Every tile as exactly 1 parent tile and 4 children tiles. The naming for these tiles are derived from starting with the world in zoom 0, then dividing the tile into 4 children tiles. Each child tile has one higher zoom level. The x and y values start at 0 in the top left, and increase as you go right and down.

Mapbox has an explorer named What the Tile that you can use to build an intuition around this. Note the tile names are formatted as (x,y,z).

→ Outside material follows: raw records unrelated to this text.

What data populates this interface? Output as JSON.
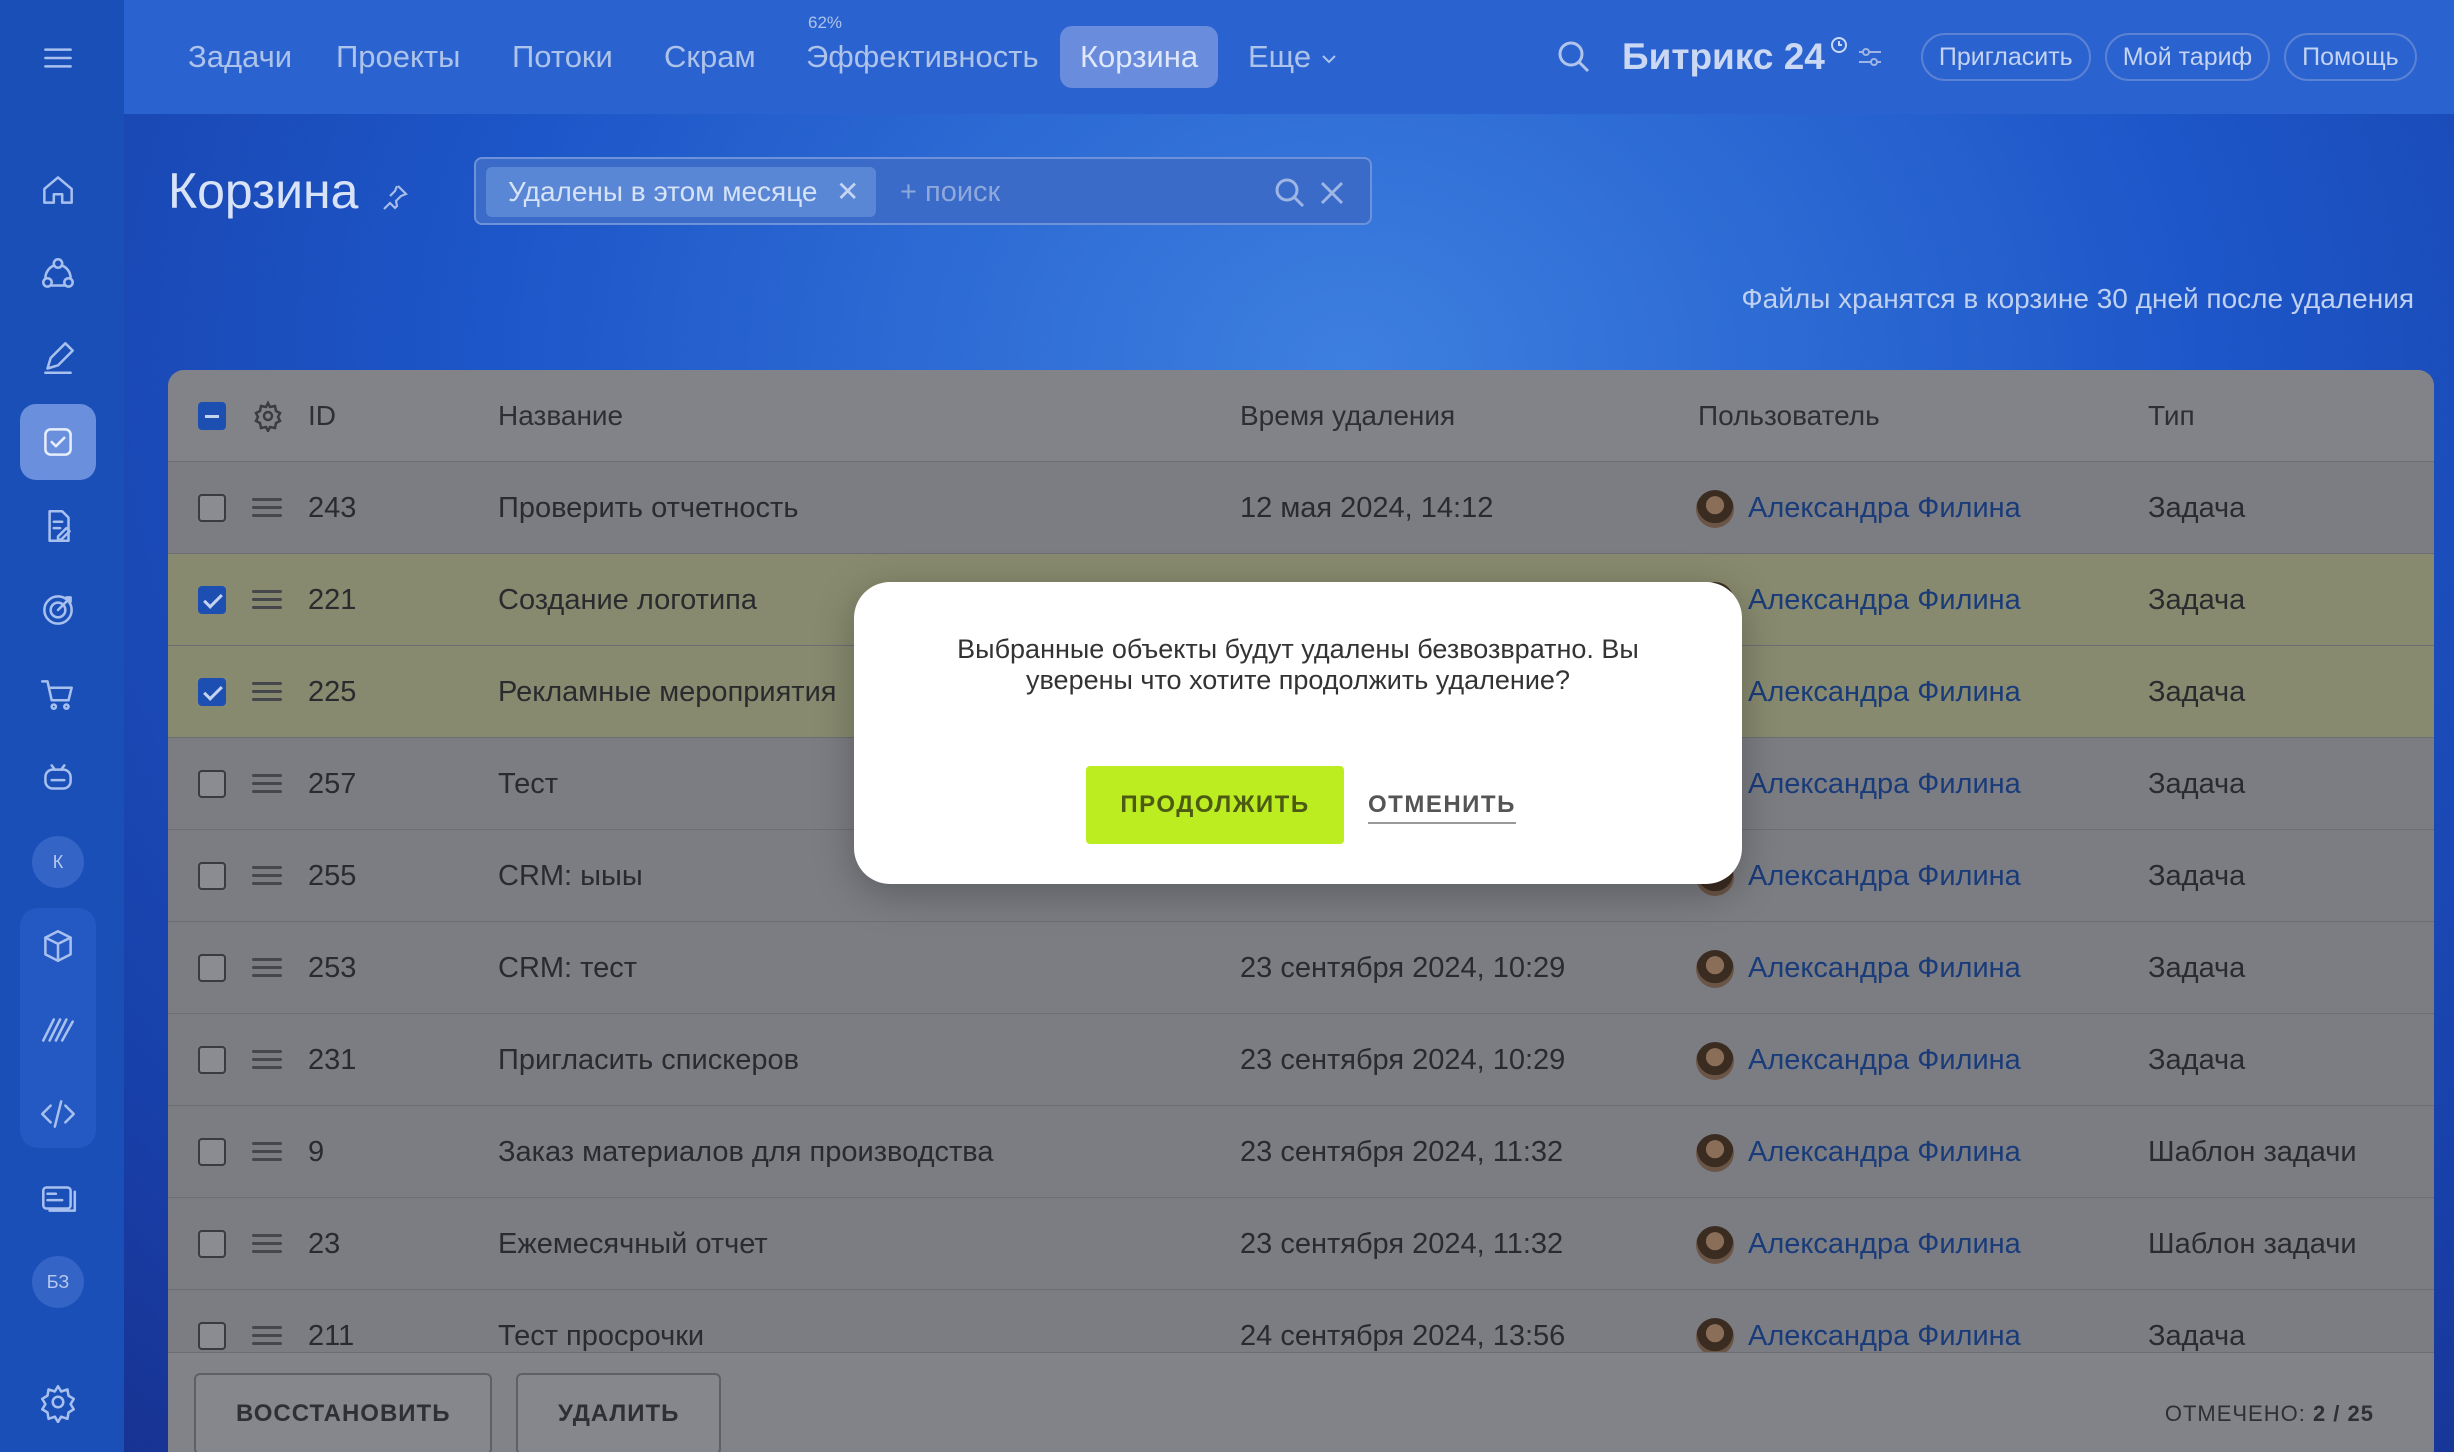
{
  "nav": {
    "items": [
      "Задачи",
      "Проекты",
      "Потоки",
      "Скрам",
      "Эффективность",
      "Корзина",
      "Еще"
    ],
    "efficiency_badge": "62%",
    "brand": "Битрикс 24",
    "invite": "Пригласить",
    "tariff": "Мой тариф",
    "help": "Помощь"
  },
  "sidebar": {
    "items": [
      "menu-icon",
      "home-icon",
      "crm-icon",
      "pen-icon",
      "tasks-icon",
      "docs-icon",
      "target-icon",
      "cart-icon",
      "robot-icon",
      "profile",
      "box-icon",
      "signature-icon",
      "code-icon",
      "cards-icon",
      "kb",
      "settings-icon"
    ],
    "profile_initial": "К",
    "kb_label": "БЗ"
  },
  "header": {
    "title": "Корзина",
    "filter_chip": "Удалены в этом месяце",
    "search_placeholder": "+ поиск",
    "storage_note": "Файлы хранятся в корзине 30 дней после удаления"
  },
  "grid": {
    "columns": [
      "ID",
      "Название",
      "Время удаления",
      "Пользователь",
      "Тип"
    ],
    "rows": [
      {
        "id": "243",
        "name": "Проверить отчетность",
        "time": "12 мая 2024, 14:12",
        "user": "Александра Филина",
        "type": "Задача",
        "checked": false
      },
      {
        "id": "221",
        "name": "Создание логотипа",
        "time": "",
        "user": "Александра Филина",
        "type": "Задача",
        "checked": true
      },
      {
        "id": "225",
        "name": "Рекламные мероприятия",
        "time": "",
        "user": "Александра Филина",
        "type": "Задача",
        "checked": true
      },
      {
        "id": "257",
        "name": "Тест",
        "time": "",
        "user": "Александра Филина",
        "type": "Задача",
        "checked": false
      },
      {
        "id": "255",
        "name": "CRM: ыыы",
        "time": "",
        "user": "Александра Филина",
        "type": "Задача",
        "checked": false
      },
      {
        "id": "253",
        "name": "CRM: тест",
        "time": "23 сентября 2024, 10:29",
        "user": "Александра Филина",
        "type": "Задача",
        "checked": false
      },
      {
        "id": "231",
        "name": "Пригласить спискеров",
        "time": "23 сентября 2024, 10:29",
        "user": "Александра Филина",
        "type": "Задача",
        "checked": false
      },
      {
        "id": "9",
        "name": "Заказ материалов для производства",
        "time": "23 сентября 2024, 11:32",
        "user": "Александра Филина",
        "type": "Шаблон задачи",
        "checked": false
      },
      {
        "id": "23",
        "name": "Ежемесячный отчет",
        "time": "23 сентября 2024, 11:32",
        "user": "Александра Филина",
        "type": "Шаблон задачи",
        "checked": false
      },
      {
        "id": "211",
        "name": "Тест просрочки",
        "time": "24 сентября 2024, 13:56",
        "user": "Александра Филина",
        "type": "Задача",
        "checked": false
      }
    ]
  },
  "footer": {
    "restore": "ВОССТАНОВИТЬ",
    "delete": "УДАЛИТЬ",
    "selected_label": "ОТМЕЧЕНО:",
    "selected_value": "2 / 25"
  },
  "modal": {
    "text": "Выбранные объекты будут удалены безвозвратно. Вы уверены что хотите продолжить удаление?",
    "continue": "ПРОДОЛЖИТЬ",
    "cancel": "ОТМЕНИТЬ"
  }
}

## Finding the parent tile

For any `z,x,y` tile, its parent will be: `z-1 / floor(x÷2) / floor(y÷2)`

For example, the parent of tile `8/46/90` will be `7/23/45` since `46 ÷ 2 = 23` and `90 ÷ 2 = 45`.

The parent of `7/23/45` will be `6/11/22`. (floor discards the remainder)

## Finding the children tiles

This is a diagram of how to find the four children (z/x/y):

``````| ----------------------------------------------------|
|    z+1 / x*2 / y*2      |    z+1 / x*2+1 / y*2      |
| ----------------------------------------------------|
|    z+1 / x*2 / y*2+1    |    z+1 / x*2+1 / y*2+1    |
| ----------------------------------------------------|
``````

## Which position is my tile in?

Looking at this diagram, you can see that any given tile may be in one of 4 positions of its parent (top-left, top-right, bottom-left, bottom-right). This is why the floor function is used to find the parent.

If you want to know which of these four positions your tile occupies, you can look at the remainders upon diving x and y by two. If x/2 has no remainder, then your tile is on the left. If y/2 has no remainder, your tile is on the top.

For example tile `6/11/22` has parent `5/5/11`. Since 11÷2 has remainder 1, we know this tiles position is on the right of its parent. Since 22/2 has remainder 0, we know this tile is on the top of its parent. So `6/11/22` is the top-right division of `5/5/11`.